1. A method for preparing a teicoplanin preparation for injection, the preparation comprising an injection preparation containing 0.2g teicoplanin and an injection preparation containing 0.4g teicoplanin, comprising the steps of: firstly, preparing teicoplanin raw powder, then preparing liquid medicine, filling, and finally performing freeze-drying treatment, wherein the method comprises the following specific steps:

s1, adsorbing and desorbing the teicoplanin fermentation filtrate by macroporous adsorption resin to obtain teicoplanin raw material liquid;

s2: decoloring, namely adding mixed active carbon into the teicoplanin raw material liquid for decoloring, and filtering to obtain teicoplanin filtrate;

s3: performing DAC column chromatography, wherein the DAC column filler is a polymer reversed phase chromatographic filler UniPs30-300, the teicoplanin filtrate is eluted through the column, and the eluent is collected;

s4: concentrating the eluent by a membrane system, performing ultrafiltration and nanofiltration concentration on the eluent, and washing the concentrated solution by purified water to remove residual solvent to obtain a teicoplanin finished product solution;

s5: filtering the teicoplanin finished product solution through a nylon 66 filter element to obtain teicoplanin finished product filtrate;

s6: freeze-drying the teicoplanin finished product filtrate, taking out of a box, and subpackaging to obtain teicoplanin raw powder, wherein an aluminum barrel is subjected to nitrogen replacement in the subpackaging process to reduce the oxygen concentration in the barrel;

s7: adding water for injection and weighed teicoplanin raw powder into a dosing tank, charging nitrogen in the liquid dosing process, fully stirring until the solution is dissolved, sampling and detecting the feed liquid, and performing filter pressing to a liquid storage tank after the feed liquid is qualified;

s8: filling, namely filling the feed liquid into a penicillin bottle, and performing half-corking treatment;

s9: filling nitrogen, freeze-drying and automatically pressing to obtain a final product;

the mixed activated carbon of the step S2 comprises 767 injection activated carbon and imported FSAC-01 activated carbon, the ultrafiltration membrane cut-off molecular weight of the step S4 is 5000-; the freeze-drying process in step S9 is: and (3) filling nitrogen to prevent oxidation in the freeze-drying process, cooling the temperature of a silicone oil inlet to-38 ℃, preserving heat for 1.5-2 hours, cooling the temperature of a cold trap to-38 ℃, starting to pump the vacuum degree to 0.1-0.2mbar, starting to heat up for drying, heating up at the speed of 3-10 ℃/30 minutes, heating up to-8 to-15 ℃, heating up at the speed of 5 ℃/1 hour to-5 ℃, heating up to-5 ℃, opening an air seepage valve, maintaining the vacuum of a box body for 0.2-0.3mbar, maintaining the temperature of-5 ℃ for 8 hours, heating up to 0 ℃, maintaining the temperature of 0 ℃ for 7 hours, heating up to 20 ℃ for 2-4 hours, maintaining the temperature for 5 hours, then vacuumizing the box body to 0.025mbar, maintaining for 1 hour, and then carrying out full-pressure plug air release and discharging out of the box to obtain the finished teicoplanin for injection.
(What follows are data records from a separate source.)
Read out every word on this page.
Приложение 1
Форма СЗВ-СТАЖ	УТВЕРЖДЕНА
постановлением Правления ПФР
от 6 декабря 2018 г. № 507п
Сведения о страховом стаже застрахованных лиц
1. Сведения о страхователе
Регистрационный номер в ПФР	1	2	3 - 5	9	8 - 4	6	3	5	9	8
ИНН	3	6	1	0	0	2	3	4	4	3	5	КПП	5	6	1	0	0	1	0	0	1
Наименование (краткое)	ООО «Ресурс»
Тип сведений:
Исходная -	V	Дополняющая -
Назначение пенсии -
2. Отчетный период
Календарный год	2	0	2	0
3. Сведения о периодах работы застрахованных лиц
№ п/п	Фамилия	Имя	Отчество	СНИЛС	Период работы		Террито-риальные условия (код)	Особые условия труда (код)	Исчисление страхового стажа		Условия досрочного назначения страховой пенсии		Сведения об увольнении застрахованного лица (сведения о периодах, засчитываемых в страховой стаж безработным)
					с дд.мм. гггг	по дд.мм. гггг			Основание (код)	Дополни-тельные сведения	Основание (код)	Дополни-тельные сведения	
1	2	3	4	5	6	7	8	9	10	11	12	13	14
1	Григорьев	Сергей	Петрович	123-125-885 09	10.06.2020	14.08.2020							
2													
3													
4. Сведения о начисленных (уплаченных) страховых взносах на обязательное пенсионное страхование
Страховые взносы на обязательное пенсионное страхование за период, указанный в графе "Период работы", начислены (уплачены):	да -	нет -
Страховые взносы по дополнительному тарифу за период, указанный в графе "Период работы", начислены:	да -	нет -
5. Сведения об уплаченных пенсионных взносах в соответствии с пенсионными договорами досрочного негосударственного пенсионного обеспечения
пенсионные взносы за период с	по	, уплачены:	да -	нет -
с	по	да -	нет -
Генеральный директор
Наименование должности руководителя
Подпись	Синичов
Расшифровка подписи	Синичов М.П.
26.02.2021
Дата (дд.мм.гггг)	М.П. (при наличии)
2. The method for preparing a teicoplanin preparation for injection according to claim 1, characterized in that: the dosage of the mixed active carbon is 0.6 percent of the raw material of the teicoplanin, and the ratio of 767 injection active carbon to imported FSAC-01 active carbon is 1: 1.

3. The method for preparing a teicoplanin preparation for injection according to claim 1, characterized in that: the stirring speed in step S7 is 400-500 rpm.

4. The method for preparing a teicoplanin preparation for injection according to claim 1, characterized in that: the pressure filter used in the pressure filtration process in step S7 was a 0.22 μm filter.

5. The method for preparing a teicoplanin preparation for injection according to claim 1, characterized in that: the eluent in the step S3 is selected from any one of methanol, ethanol and isopropanol.